Oona’s Grace and Burning Vengeance seems like a dream come true, and there’ll also be Flame Jabs floating around.

Quiet Speculation seems like it’s a little slow, but if you have the right options, especially Deep Analysis, and plenty of time, it can generate a lot of value.


G/W has a clear enchantment theme going on, but there is a lot of overlap with other archetypes.

Commune with the Gods is great in a U/G Threshold deck but also works as a tutor for enchantments.

Intangible Virtue would work best in R/W Tokens but might also be a great fit in a G/W Tokens deck. You know what card is an enchantment that encourages you to play lots of creatures? Glare of Subdual. Yep, that card still seems good in Limited.

Mesa Enchantress and Argothian Enchantress might look a little worse when examined under the harsh light of day rather than as they appear in my dreams. They do nothing when you cast them, the first enchantment you cast just breaks you even, and you need to run a lot of enchantments to get value from them in the first place.

Another issue is that Seal of Strength looks a lot more like a Stag of Strength to me.

Squadron Hawk is an omen that this is going to be a good Limited set.

Consult this ancient guide for determining your fortune based on how many Squadron Hawks your draft deck has:

5+ Squadron Hawks: Fortune, wealth, and prosperity will follow you and your firstborn forever.

3-4 Squadron Hawks: Your hard work and tenacity will soon pay off.

2 Squadron Hawks: Mistakes happen. Turn them into opportunities.

1 Squadron Hawk: A mule will kick you in the groin before the new moon rises.

0 Squadron Hawks: The greatest risk is not taking one. You will also be kicked by a mule.



Here are two decks that demonstrate how easy it looks to splash in your control decks. This is mostly thanks to the addition of common dual lands (Tranquil Cove, etc.) but there are also great options like Prismatic Lens and Pilgrim’s Eye.

I expect I’ll be drafting plenty of three-color control decks, as well as…


At the Modern Masters 2015 Grand Prix, I Top 8ed using the strategy of drafting four- or five-color control decks. It looks like that is going to be a viable strategy in Eternal Masters as well.

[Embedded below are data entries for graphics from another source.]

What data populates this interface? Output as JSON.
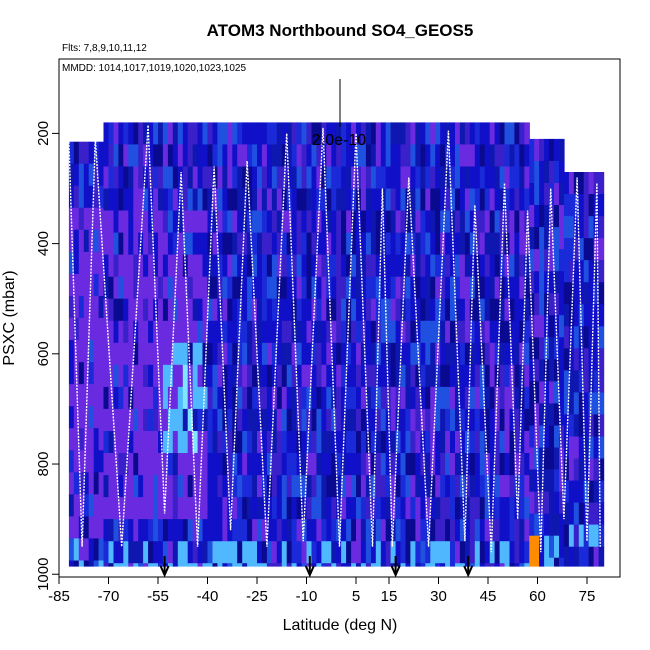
{
  "chart_data": {
    "type": "heatmap",
    "title": "ATOM3 Northbound SO4_GEOS5",
    "flights_note": "Flts: 7,8,9,10,11,12",
    "dates_note": "MMDD: 1014,1017,1019,1020,1023,1025",
    "xlabel": "Latitude (deg N)",
    "ylabel": "PSXC (mbar)",
    "xlim": [
      -85,
      85
    ],
    "ylim": [
      1005,
      65
    ],
    "x_ticks": [
      -85,
      -70,
      -55,
      -40,
      -25,
      -10,
      5,
      15,
      30,
      45,
      60,
      75
    ],
    "y_ticks": [
      200,
      400,
      600,
      800,
      1000
    ],
    "scale_bar_label": "2.0e-10",
    "colors": {
      "background_field": "#1010c8",
      "dark": "#0a0a90",
      "purple": "#6a2ae0",
      "light_blue": "#4fb8ff",
      "cyan": "#7fe6ff",
      "orange": "#ff8c00",
      "profile_line": "#ffffff"
    },
    "marker_latitudes": [
      -53,
      -9,
      17,
      39
    ],
    "profile_turnarounds": [
      {
        "lat": -82,
        "p": 215
      },
      {
        "lat": -78,
        "p": 950
      },
      {
        "lat": -74,
        "p": 210
      },
      {
        "lat": -66,
        "p": 950
      },
      {
        "lat": -58,
        "p": 185
      },
      {
        "lat": -53,
        "p": 890
      },
      {
        "lat": -48,
        "p": 270
      },
      {
        "lat": -43,
        "p": 950
      },
      {
        "lat": -38,
        "p": 260
      },
      {
        "lat": -33,
        "p": 920
      },
      {
        "lat": -28,
        "p": 250
      },
      {
        "lat": -22,
        "p": 950
      },
      {
        "lat": -16,
        "p": 200
      },
      {
        "lat": -11,
        "p": 940
      },
      {
        "lat": -5,
        "p": 190
      },
      {
        "lat": 0,
        "p": 950
      },
      {
        "lat": 5,
        "p": 200
      },
      {
        "lat": 10,
        "p": 950
      },
      {
        "lat": 13,
        "p": 300
      },
      {
        "lat": 16,
        "p": 950
      },
      {
        "lat": 21,
        "p": 280
      },
      {
        "lat": 27,
        "p": 950
      },
      {
        "lat": 33,
        "p": 195
      },
      {
        "lat": 38,
        "p": 940
      },
      {
        "lat": 41,
        "p": 330
      },
      {
        "lat": 46,
        "p": 960
      },
      {
        "lat": 50,
        "p": 290
      },
      {
        "lat": 54,
        "p": 900
      },
      {
        "lat": 57,
        "p": 340
      },
      {
        "lat": 61,
        "p": 960
      },
      {
        "lat": 64,
        "p": 300
      },
      {
        "lat": 68,
        "p": 900
      },
      {
        "lat": 72,
        "p": 280
      },
      {
        "lat": 75,
        "p": 940
      },
      {
        "lat": 78,
        "p": 290
      },
      {
        "lat": 79,
        "p": 950
      }
    ]
  }
}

To be honest, this is probably the deck I’m going to draft the first twenty times. Then I’ll consider trying some of the other archetypes. This strategy is almost always underdrafted when a set is just released. While people are still figuring out how the archetypes work, that’s often the best time to capitalize with a slow card advantage engine full of removal and bombs.

It’s going to be slow. It’s going to be messy. It’s going to be spectacular.

Drafting five-color decks is one of the best ways to test your skills as a Magic player and improve. If you don’t do it often, it will push you out of your comfort zone and flex Magic muscles you didn’t even know you had.

The Hondens aren’t exactly the biggest payoff, but you should be perfectly fine without having a bunch and happy when you’re able to snag a few or more.

Watch out for Price of Progress from clever opponents. Yep, that’s a card that will punish anyone who often has to question if they’re running too many nonbasic lands.

Eternal Masters is almost here. What decks are you excited to draft? Are you just hoping to windmill-slam your rare? Are you sad there’s no Eternal Masters Grand Prix, or just interested in Constructed and still planning how to get your first Underground Sea?

Just remember…

What We Draft in Life… Echoes in Eternity.